I was looking for a server side way of converting the doc file into docx or pdf format using the python programming language without the use of win32.client, comtypes and API. Iam using it on Azure cloud services. So if there is any other way please help!

S.R Rahul
  • 23
  • 5

2 Answers2

2

There are few approaches:

  • with unoconv: unoconv -d document --format=docx test.doc
  • with lowriter: lowriter --convert-to docx test.doc
  • with soffice: soffice --headless --convert-to docx test.doc
  • with libreoffice: libreoffice --convert-to docx test.doc

You can run these command directly from your terminal but if you want you can integrated them into python as described here:

#!/usr/bin/env python

import glob
import subprocess

for doc in glob.iglob("*.doc"):
    subprocess.call(['soffice', '--headless', '--convert-to', 'docx', doc])

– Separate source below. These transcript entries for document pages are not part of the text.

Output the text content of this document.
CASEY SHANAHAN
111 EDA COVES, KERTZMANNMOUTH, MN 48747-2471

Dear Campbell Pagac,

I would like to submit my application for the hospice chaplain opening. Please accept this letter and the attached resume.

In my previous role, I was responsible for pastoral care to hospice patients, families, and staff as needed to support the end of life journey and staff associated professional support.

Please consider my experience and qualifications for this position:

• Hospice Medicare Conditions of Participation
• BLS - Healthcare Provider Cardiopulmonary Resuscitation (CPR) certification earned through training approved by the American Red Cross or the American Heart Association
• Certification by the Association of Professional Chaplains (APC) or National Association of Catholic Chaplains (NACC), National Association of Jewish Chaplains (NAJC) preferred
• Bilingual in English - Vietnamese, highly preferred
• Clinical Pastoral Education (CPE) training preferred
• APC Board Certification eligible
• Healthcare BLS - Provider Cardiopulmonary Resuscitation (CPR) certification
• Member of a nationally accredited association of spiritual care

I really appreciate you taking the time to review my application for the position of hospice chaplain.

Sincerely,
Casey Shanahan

In the example I'm using soffice but you can now substitute unoconv, lowriter or libreoffice.

Francesco Mantovani
  • 10,216
  • 13
  • 73
  • 113
-1

Need LibreOffice

    import os
    import tempfile
    
    def doc2docx(content):
        """ Convert .doc to .docx with LibreOffice """
        with tempfile.TemporaryDirectory() as tmpdirname:
            filename = os.path.join(tmpdirname, 'filename.doc')
            with open(filename, 'wb') as doc:
                doc.write(content)
                os.system(f'soffice --headless --convert-to docx { filename } --outdir { tmpdirname }')
            filename += 'x'
            with open(filename, 'rb') as docx:
                content = docx.read()
        return content
    
    with open('test.doc', 'rb') as f:
        content = f.read()
    content = doc2docx(content)

xmduhan
  • 965
  • 12
  • 14